Joan Maragall (1860–1911) was a Catalan poet, journalist and translator.
Riots broke out in Barcelona during the Tragic Week of 1909 (26 July-1 August 1909). They began as a strike in protest against conscription into the army. Catalan workers were being shipped off, untrained, to suppress an Islamic uprising in Morocco. As the riots developed the Catholic Church became a target. The Boletin Oficial Eclesiastica de la Diocesis of 9 August recorded 12 churches and 40 religious establishments destroyed. In December 1909 Maragall wrote an article in the daily newspaper of the Lliga(Catalan League),about these events. Further, he imagined a sermon he would have delivered in a destroyed church if he had been a priest.

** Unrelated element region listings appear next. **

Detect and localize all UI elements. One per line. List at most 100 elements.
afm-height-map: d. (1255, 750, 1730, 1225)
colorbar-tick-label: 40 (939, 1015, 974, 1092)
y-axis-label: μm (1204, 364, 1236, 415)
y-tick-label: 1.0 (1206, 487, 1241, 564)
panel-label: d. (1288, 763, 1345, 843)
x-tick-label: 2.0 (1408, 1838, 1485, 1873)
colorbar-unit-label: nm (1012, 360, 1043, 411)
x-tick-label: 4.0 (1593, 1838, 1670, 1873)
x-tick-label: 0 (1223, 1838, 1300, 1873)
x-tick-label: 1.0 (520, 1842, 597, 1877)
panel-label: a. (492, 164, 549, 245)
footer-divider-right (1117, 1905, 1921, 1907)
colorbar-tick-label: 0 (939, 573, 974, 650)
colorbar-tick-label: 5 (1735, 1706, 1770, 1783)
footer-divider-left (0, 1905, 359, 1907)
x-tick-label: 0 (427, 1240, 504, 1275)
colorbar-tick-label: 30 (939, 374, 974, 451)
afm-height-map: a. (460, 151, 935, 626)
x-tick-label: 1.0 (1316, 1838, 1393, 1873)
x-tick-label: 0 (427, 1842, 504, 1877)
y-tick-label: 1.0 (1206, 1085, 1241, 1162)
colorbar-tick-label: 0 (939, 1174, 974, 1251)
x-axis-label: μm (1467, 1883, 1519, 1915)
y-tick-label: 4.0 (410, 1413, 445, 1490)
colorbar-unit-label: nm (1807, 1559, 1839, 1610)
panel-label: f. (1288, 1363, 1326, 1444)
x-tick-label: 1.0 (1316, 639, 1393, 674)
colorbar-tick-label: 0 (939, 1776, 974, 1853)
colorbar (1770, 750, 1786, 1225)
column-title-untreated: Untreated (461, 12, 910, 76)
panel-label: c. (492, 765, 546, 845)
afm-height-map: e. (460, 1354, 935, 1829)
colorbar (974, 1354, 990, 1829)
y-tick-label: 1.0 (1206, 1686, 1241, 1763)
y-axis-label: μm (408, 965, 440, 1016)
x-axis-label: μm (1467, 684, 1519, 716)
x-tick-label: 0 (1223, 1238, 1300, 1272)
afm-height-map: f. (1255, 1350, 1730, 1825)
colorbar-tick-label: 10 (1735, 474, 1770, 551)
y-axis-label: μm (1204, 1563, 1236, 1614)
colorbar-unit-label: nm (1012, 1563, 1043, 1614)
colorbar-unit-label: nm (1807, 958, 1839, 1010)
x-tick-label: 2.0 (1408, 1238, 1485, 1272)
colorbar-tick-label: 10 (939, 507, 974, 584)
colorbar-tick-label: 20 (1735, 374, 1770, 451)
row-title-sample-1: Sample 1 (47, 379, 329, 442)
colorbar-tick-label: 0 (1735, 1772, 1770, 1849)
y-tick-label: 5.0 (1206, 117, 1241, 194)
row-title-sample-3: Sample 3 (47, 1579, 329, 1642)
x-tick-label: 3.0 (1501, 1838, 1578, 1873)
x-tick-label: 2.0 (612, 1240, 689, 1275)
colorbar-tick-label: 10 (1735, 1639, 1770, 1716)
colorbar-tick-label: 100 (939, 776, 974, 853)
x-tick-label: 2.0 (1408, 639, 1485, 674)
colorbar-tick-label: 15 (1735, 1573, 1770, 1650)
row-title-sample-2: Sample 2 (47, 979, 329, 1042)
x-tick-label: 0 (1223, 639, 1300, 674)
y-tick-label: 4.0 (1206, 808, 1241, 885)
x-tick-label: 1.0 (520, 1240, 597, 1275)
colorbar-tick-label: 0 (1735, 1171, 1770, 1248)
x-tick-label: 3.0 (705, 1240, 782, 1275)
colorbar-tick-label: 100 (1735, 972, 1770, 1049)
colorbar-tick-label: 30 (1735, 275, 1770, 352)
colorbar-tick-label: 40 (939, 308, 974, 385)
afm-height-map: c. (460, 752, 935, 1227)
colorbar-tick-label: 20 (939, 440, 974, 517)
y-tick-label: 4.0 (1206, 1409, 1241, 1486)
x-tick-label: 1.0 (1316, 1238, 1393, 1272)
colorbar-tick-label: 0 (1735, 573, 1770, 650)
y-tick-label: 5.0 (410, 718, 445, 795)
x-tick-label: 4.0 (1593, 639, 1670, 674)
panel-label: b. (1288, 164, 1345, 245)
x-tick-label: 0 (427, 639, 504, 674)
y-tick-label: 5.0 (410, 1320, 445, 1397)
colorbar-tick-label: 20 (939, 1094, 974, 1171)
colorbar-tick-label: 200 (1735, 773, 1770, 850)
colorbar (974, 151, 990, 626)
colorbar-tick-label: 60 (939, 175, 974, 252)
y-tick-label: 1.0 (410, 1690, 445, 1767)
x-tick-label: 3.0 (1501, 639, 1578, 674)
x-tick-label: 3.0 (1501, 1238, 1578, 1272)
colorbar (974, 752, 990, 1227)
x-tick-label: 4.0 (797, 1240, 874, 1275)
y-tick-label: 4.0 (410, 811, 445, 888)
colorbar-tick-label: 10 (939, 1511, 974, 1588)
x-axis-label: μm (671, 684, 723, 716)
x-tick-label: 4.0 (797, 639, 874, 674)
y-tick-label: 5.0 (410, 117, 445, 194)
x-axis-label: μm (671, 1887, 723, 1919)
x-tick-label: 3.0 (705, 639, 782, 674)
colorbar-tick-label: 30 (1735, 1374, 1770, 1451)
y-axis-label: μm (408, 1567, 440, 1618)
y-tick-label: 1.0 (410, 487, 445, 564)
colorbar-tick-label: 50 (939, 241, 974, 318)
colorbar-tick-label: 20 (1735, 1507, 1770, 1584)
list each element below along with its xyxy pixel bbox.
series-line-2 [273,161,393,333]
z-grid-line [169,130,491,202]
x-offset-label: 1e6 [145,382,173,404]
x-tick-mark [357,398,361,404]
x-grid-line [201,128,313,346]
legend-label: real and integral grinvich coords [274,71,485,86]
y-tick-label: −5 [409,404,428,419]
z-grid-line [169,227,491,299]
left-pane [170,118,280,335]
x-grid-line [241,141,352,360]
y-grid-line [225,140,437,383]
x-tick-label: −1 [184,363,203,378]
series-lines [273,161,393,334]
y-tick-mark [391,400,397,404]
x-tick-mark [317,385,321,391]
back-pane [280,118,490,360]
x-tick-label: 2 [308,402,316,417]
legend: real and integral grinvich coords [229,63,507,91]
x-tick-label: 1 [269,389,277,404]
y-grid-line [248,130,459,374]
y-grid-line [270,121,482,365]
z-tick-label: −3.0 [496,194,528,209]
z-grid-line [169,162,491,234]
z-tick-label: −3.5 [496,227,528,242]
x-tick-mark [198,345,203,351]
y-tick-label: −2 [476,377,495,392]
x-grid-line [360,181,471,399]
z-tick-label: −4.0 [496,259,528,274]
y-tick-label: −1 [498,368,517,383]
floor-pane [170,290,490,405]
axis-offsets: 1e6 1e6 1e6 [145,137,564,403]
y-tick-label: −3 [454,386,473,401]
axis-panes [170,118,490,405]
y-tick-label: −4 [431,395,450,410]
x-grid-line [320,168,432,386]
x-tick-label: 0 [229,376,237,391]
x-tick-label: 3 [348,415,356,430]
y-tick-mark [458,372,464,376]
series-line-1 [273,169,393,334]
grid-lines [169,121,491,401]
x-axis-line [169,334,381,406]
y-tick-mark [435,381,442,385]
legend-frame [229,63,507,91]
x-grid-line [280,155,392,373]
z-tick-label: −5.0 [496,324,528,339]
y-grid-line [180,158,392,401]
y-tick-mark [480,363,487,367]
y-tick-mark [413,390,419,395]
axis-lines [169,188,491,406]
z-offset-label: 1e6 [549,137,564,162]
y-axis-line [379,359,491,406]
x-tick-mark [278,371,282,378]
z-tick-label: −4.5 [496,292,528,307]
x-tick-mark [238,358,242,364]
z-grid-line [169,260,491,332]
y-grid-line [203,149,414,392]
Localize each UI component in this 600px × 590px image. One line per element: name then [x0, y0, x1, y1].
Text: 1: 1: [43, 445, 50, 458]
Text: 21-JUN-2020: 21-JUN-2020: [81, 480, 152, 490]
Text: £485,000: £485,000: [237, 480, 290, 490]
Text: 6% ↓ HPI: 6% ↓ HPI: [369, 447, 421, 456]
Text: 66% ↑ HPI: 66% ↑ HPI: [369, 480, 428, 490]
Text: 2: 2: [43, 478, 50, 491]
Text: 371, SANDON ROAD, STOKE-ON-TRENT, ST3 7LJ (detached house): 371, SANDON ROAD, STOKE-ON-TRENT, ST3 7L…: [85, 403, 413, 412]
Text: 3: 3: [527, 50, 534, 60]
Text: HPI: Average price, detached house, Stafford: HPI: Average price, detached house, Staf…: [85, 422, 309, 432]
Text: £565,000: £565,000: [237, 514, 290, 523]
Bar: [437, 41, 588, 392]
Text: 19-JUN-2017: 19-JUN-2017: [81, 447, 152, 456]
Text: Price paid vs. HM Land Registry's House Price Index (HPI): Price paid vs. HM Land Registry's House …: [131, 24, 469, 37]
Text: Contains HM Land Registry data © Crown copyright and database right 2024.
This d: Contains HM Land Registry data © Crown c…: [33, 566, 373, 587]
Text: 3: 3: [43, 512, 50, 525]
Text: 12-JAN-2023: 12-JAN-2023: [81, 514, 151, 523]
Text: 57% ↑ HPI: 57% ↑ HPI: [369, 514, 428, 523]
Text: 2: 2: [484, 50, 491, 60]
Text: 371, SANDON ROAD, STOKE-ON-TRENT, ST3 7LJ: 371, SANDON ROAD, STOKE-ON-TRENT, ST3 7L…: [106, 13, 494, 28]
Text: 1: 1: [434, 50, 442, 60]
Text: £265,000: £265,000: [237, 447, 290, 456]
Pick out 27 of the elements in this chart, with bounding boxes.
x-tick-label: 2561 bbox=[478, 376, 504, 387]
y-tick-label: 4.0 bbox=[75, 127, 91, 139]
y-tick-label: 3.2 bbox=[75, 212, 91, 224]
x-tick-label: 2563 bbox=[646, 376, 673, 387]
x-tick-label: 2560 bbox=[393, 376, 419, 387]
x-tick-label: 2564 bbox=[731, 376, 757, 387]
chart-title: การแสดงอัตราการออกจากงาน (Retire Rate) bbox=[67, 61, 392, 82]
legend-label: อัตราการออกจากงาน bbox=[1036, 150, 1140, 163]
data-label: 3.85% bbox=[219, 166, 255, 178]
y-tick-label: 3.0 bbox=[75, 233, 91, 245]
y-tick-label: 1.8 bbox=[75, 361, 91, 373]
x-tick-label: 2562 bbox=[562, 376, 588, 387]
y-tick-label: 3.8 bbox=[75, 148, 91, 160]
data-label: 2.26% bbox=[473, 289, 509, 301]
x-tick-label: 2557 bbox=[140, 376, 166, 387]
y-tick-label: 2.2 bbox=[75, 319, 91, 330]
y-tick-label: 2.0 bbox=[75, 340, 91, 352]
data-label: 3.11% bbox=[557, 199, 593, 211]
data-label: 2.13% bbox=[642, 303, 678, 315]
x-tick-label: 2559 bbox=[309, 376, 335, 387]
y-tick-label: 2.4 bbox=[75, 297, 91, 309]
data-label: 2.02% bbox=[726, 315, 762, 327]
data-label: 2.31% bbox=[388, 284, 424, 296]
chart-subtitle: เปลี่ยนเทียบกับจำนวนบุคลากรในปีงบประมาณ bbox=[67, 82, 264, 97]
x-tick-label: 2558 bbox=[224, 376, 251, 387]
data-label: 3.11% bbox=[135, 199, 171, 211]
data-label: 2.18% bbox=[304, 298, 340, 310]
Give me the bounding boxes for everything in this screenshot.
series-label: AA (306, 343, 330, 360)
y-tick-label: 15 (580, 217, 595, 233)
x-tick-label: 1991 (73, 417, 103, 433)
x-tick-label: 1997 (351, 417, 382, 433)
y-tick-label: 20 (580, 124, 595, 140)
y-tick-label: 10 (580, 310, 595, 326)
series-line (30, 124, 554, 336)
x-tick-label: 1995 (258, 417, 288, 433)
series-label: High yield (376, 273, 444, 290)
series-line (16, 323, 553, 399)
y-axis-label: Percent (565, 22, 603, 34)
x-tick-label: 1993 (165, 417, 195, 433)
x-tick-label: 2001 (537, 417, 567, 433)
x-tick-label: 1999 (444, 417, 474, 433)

- I had never heard a Mass like that one.. the church vault was split open, the walls were rasped and peeling, the altars were wrecked or had been thrown out; worst of all, that great dark hole at the end, where the high altar had been, the paving hidden beneath the powder and rubble, no pews to sit on, everyone standing or kneeling before a wooden table with a crucifix placed on it, a sunbeam shining sharply down through a gap in the vault and a cloud of flies dancing in the harsh light that illuminated the whole Church and made it seem as though we were hearing Mass in the middle of the street. [-] I had never heard a Mass like that one [-] The bread and the Wine appeared as though they were fresh: the Host appeared to be beating and, in the sunlight, when the Wine was poured into the chalice, it appeared to be blood that was flowing [-] and then the thought, the sentiment occurred to me that Mass should always be heard in this way, in fear and trembling
Maragall next imagines the sermon he would have delivered to the rioters
- Come in, enter, the door is wide open! It is you yourselves who have opened it with the fire and iron of your hatred:[-] By destroying this church, you have restored the Church, the Church that was founded for you, the poor, the oppressed , the desperate...it is you, with your poverty, your rebellion and your despair, who have rammed down the door, it is you who have breached her stout and solid walls, and you who have re-conquered her. Fire has built, blasphemy has purified, hatred of Christ has returned Christ to his house
and then turns to the bourgeois
- Think deeply about this: what are you going to ask of Christ when you are in his Church? You come stepping in softly, seeking quiet under her vaulted roofs (unless, of course, you come out of mere vanity) in order to forget your problems and preoccupations [-] languidly immersing yourself in the majesty of the sacred chorales and in the aromatic clouds of incense: and then to sleep[-] But this is not the peace of Christ. My peace I give you, my peace I leave you. He said My, which is not the peace of this world. But you want to establish the Church in the peace of the world, and that is why the others, when they come, cannot enter without war cries rising from their overwrought lungs. They rebel, filling the temple with blashemous roars, they eject the terrified faithful, who had been half asleep, they insult or kill the ministers at the altar, knock over the altar itself ,smash the stone saints, burn the church [-] so it is that she once again becomes, for them, the church of the Christ that died on the cross. [-] This time, do not leave her rebuilding to others. Do not wish to put up sturdier walls for these will not give her a better defense [-] Nor should you ask the rich to contribute too much money for the reconstruction, lest the poor, should receive the benefice with mistrust. Let it be the poor who rebuild her, for then they will do so according to their fashion and only in this way will they love her.
- Translator's Note , in Hilari Raguer, Gunpowder and Incense, p.310, Routledge.